Grapevine root system architecture: empirical insights and first steps towards in silico studies

Abstract

Root System Architecture (RSA) is crucial for plant resilience and resource uptake, yet remains underexplored in viticulture. We present key findings from our two-year vineyard establishment trial where we applied a field-to-parameter pipeline to explore the RSA development of young vines (cv. Riesling) grafted on different rootstocks, obtaining high-resolution 3D RSA data. In total, we excavated and digitized 96 root systems from three distinct rootstock genotypes — ‘101-14’, ‘SO4’, and ‘Richter 110’ — at four developmental stages: 3, 6, 15, and 18 months post-plantation.
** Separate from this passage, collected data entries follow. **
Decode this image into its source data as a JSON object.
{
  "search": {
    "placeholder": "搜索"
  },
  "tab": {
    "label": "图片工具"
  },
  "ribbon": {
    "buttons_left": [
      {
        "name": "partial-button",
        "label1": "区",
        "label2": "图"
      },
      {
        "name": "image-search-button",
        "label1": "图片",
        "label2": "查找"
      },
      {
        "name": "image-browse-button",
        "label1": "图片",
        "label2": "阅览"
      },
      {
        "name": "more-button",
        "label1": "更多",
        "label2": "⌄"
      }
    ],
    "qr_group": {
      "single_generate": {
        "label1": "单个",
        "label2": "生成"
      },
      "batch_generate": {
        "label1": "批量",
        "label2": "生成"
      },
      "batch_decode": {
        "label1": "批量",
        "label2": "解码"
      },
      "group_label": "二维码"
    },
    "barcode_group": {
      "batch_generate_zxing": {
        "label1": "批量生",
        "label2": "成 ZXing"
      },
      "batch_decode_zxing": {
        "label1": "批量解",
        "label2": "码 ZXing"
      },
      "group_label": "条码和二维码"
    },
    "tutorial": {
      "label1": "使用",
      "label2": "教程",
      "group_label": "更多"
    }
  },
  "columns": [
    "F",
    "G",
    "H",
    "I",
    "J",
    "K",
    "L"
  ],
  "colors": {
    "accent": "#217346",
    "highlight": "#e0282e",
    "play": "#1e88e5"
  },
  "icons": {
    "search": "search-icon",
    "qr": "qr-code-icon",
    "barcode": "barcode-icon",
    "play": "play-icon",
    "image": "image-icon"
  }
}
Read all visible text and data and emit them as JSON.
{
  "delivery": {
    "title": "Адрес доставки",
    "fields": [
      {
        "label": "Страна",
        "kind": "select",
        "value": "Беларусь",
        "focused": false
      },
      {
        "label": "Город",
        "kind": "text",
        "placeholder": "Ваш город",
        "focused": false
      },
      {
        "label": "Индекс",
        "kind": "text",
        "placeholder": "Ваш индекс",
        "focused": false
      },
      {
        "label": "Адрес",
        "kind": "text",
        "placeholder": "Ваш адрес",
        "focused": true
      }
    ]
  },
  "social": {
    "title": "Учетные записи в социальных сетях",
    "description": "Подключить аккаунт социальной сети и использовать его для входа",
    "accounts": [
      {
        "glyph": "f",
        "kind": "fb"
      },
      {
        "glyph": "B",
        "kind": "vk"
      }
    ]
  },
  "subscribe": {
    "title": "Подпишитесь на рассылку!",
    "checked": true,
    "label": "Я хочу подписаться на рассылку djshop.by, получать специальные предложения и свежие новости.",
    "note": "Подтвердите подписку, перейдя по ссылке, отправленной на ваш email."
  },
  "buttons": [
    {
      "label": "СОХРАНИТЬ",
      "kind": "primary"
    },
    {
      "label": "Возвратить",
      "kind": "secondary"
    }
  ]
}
Our results demonstrate that rootstock genotype significantly influences major RSA parameters, such as rooting depth, branching patterns, and rooted soil volume. We highlight how 3D representations of root systems provide more profound insights compared to traditional 2D approaches, particularly in understanding how genotypic variations influence potential water uptake capabilities within the 3D soil domain. Additionally, our findings shed light on how spatial rooting patterns are influenced under realistic winegrowing conditions, with a notable limitation of inter-row soil exploitation, potentially induced by soil compaction due to tractor traffic. Looking ahead, we introduce our dynamic grapevine root growth model to simulate genotype-specific RSA development. This model serves as a foundation for future in silico experiments aimed at modeling rootstock suitability under specific climatic and edaphic conditions, including drought stress scenarios. By highlighting existing knowledge gaps, this work sets the stage for advancing RSA research to enhance predictive modeling and implement model-informed modifications to viticultural practices, like intercropping systems, under changing environmental conditions.